My hometown is like hot chocolate.  I think I was always happy drinking hot chocolate.  But I haven’t had it in a very long time.

This project began as a way to bring memories of my hometown to my 89‑year-old mother on her deathbed.  Comforted by family and hospice, she was rarely awake, but, when she was, she was sharp and fully engaged, and the pictures spurred good conversations.

My mother died halfway through the project, and my pictures shifted – from documentary urban landscapes to poignant landscapes and interiors.

My images hold melancholy and nostalgia.  Not despairing sorrow.  Memories both vague and crisp.  No longing to return.  I miss my mother terribly – but the town is only a link, more distant now.

Irma: A Century of Hats and Spirit

Irma was born in 1923. For 95 years she has savored all that life offers.  As she has aged she has outlived her husband, siblings and friends. Her memory is slipping from her. Despite this, she has worn her years well, dressing and behaving with a flair for the dramatic. Irma resides in an assisted living facility. There it is more challenging for her to express her love of beautiful clothing, make-up and glamorous accessories, including hats.

In this series of photographic images, Irma wears styles of hats from the past century. The hats symbolize the idea that beauty endures at all ages, and that age does not deprive an individual of vivid personality.

Irma is my mother, and this project has been deeply meaningful for both of us. Irma loves to pose and is very expressive for the camera. She treasures her portraits and shares them with anyone she encounters. As her daughter, it has given me meaningful time with her, time where we joyfully share a project together that will last for a lifetime.

The Years That Walk Between

In between the smiling poses at special events and holidays, we live our lives. Happy, sad, afraid, confident, we seek out others for work, companionship or fun; we may find solitude to rest, do chores, read and, occasionally, reflect. We are all those moments.

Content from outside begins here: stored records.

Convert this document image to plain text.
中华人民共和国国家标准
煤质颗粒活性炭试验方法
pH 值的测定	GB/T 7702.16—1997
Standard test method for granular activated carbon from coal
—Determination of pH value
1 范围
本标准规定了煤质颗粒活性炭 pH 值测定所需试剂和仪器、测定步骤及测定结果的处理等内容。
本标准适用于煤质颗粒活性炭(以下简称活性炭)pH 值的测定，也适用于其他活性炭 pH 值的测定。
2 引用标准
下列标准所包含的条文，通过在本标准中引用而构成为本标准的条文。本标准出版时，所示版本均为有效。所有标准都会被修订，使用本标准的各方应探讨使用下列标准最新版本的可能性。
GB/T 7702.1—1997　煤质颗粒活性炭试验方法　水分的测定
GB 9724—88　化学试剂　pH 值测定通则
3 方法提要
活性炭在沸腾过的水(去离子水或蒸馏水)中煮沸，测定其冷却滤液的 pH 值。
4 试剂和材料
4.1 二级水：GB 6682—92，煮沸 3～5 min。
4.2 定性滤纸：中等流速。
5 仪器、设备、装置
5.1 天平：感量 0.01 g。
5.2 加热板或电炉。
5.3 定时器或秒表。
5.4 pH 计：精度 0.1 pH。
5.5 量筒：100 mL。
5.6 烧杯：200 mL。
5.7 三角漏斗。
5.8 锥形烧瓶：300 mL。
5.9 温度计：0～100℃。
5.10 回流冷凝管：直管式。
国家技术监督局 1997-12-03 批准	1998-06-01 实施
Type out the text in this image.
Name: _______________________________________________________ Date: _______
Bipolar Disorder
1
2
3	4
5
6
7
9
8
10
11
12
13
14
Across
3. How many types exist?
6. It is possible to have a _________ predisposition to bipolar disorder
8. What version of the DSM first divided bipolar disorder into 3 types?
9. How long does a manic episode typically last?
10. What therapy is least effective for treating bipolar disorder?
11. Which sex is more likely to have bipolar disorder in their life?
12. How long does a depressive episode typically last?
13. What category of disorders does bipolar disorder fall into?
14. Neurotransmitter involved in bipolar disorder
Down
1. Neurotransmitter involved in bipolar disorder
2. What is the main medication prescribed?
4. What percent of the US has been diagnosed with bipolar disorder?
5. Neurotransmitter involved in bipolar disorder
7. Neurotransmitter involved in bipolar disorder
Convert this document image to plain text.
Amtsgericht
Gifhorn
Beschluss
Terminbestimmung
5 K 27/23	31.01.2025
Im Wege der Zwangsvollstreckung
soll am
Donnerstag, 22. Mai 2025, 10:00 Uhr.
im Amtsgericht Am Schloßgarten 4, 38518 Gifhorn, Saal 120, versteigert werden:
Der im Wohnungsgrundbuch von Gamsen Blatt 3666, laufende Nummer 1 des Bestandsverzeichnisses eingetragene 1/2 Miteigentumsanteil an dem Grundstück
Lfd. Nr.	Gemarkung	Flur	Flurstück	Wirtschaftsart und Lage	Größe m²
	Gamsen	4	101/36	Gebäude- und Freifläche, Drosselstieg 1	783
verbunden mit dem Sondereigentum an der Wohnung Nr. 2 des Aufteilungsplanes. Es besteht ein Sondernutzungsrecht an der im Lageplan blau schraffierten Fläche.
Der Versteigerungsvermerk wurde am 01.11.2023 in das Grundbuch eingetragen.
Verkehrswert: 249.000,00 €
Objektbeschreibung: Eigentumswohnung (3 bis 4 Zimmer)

Children do the same. With a purpose we adults cannot always understand, they play, they pause, they seek others, and they are alone. And like adults, it is during those unscripted moments that their real selves surface.

As a grandparent I carry few smiling photos of grandchildren in my purse or on my iPhone ready to display. Rather, I am captivated by the moments in between on the sides of life, the unguarded and revealing minutes or even seconds of their lives, the real images of childhood we sometimes miss when looking for something else. It is those I am sharing with you.

Isolated

My street photographs feature the solitary figure within the urban environment. In a hostile and alienating world, some pursue escape or comfort. Some seek to avoid, while others make the most of it, grinning and bearing the onslaughts of everyday life. Still others can find a sort of peace, wherever they may find themselves. Mostly, we are alone. We survive with a grim determination. The lucky ones have a higher purpose or someone to come home to. This body of works explores some of these environments and the strategies that individuals employ to cope with isolation.